O filho do Nicholas! A mente de Andreas fez um estalo com a revelação do nome.

— Acho que o senhor conheceu meu pai…

— Conheci sim, Nicholas Jaramillo… Era um bom homem, uma pena o que aconteceu. Meus pêsames, garoto. — Andreas disse, abraçando Kevan, que se sentiu acolhido pelo gesto do homem.

Quando o abraço foi desfeito, Andreas percebeu que Kevan possuía algumas lágrimas nos olhos.

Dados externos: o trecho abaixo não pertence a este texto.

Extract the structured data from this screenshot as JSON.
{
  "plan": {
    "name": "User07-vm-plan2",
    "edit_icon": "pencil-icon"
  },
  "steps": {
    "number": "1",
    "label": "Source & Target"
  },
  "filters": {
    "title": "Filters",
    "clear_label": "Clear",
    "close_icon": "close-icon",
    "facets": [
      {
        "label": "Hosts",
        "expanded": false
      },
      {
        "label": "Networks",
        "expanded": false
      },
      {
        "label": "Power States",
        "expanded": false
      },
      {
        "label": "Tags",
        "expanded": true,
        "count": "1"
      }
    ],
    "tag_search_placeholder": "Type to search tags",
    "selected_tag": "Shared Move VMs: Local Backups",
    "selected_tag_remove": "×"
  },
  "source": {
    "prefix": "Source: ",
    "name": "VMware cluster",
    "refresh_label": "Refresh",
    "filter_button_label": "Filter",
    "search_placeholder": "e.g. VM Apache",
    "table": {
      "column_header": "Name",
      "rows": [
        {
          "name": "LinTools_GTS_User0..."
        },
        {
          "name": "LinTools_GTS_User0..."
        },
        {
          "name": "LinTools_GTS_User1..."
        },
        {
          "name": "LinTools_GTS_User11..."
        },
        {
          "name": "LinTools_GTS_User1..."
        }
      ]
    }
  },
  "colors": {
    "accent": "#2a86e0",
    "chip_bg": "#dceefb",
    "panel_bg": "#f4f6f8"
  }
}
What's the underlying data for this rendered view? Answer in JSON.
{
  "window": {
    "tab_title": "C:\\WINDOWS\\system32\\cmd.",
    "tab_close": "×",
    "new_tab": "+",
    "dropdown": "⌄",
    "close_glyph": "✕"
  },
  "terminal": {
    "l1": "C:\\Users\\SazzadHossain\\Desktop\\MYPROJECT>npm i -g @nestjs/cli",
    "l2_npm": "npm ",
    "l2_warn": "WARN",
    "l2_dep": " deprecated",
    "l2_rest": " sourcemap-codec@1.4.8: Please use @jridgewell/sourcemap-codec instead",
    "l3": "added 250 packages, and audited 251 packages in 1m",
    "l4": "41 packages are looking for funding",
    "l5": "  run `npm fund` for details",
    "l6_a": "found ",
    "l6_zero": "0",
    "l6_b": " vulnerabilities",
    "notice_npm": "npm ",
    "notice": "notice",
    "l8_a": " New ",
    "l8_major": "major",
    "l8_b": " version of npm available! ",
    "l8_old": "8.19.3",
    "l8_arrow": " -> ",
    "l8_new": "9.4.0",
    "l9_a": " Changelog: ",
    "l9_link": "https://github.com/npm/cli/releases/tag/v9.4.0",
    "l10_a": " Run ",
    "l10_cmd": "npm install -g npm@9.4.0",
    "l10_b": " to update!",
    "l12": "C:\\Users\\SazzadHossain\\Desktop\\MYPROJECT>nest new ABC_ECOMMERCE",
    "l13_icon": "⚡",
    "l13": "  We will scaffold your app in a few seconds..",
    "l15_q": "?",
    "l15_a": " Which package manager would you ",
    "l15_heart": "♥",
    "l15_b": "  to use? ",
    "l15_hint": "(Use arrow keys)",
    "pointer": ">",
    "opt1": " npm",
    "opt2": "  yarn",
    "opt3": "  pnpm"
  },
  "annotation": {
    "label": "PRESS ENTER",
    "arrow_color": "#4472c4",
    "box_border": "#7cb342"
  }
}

— Sim, ele era… Um homem um pouco complicado de se lidar, mas um grande homem. E um grande pai. — Suspirou, sendo surpreendido pelo som do walkie-talkie.

— Olá? Dawn?

— Kevan, preciso que me ajude a levar a primeira leva de sobreviventes, o resgate para eles acabou de chegar. Você pode? Estou terminando de resolver uma questão aqui.

— Sem problema, enfermeira. Mesmo com a chuva?

— O diretor do hospital disse que será possível retirar os sobreviventes antes da chuva, Kevan. Não que eu concorde com isso, mas…

— Ordens superiores. Entendo.

— Sendo me encontre na tenda externa daqui a quinze minutos, por favor. Obrigada Kevan.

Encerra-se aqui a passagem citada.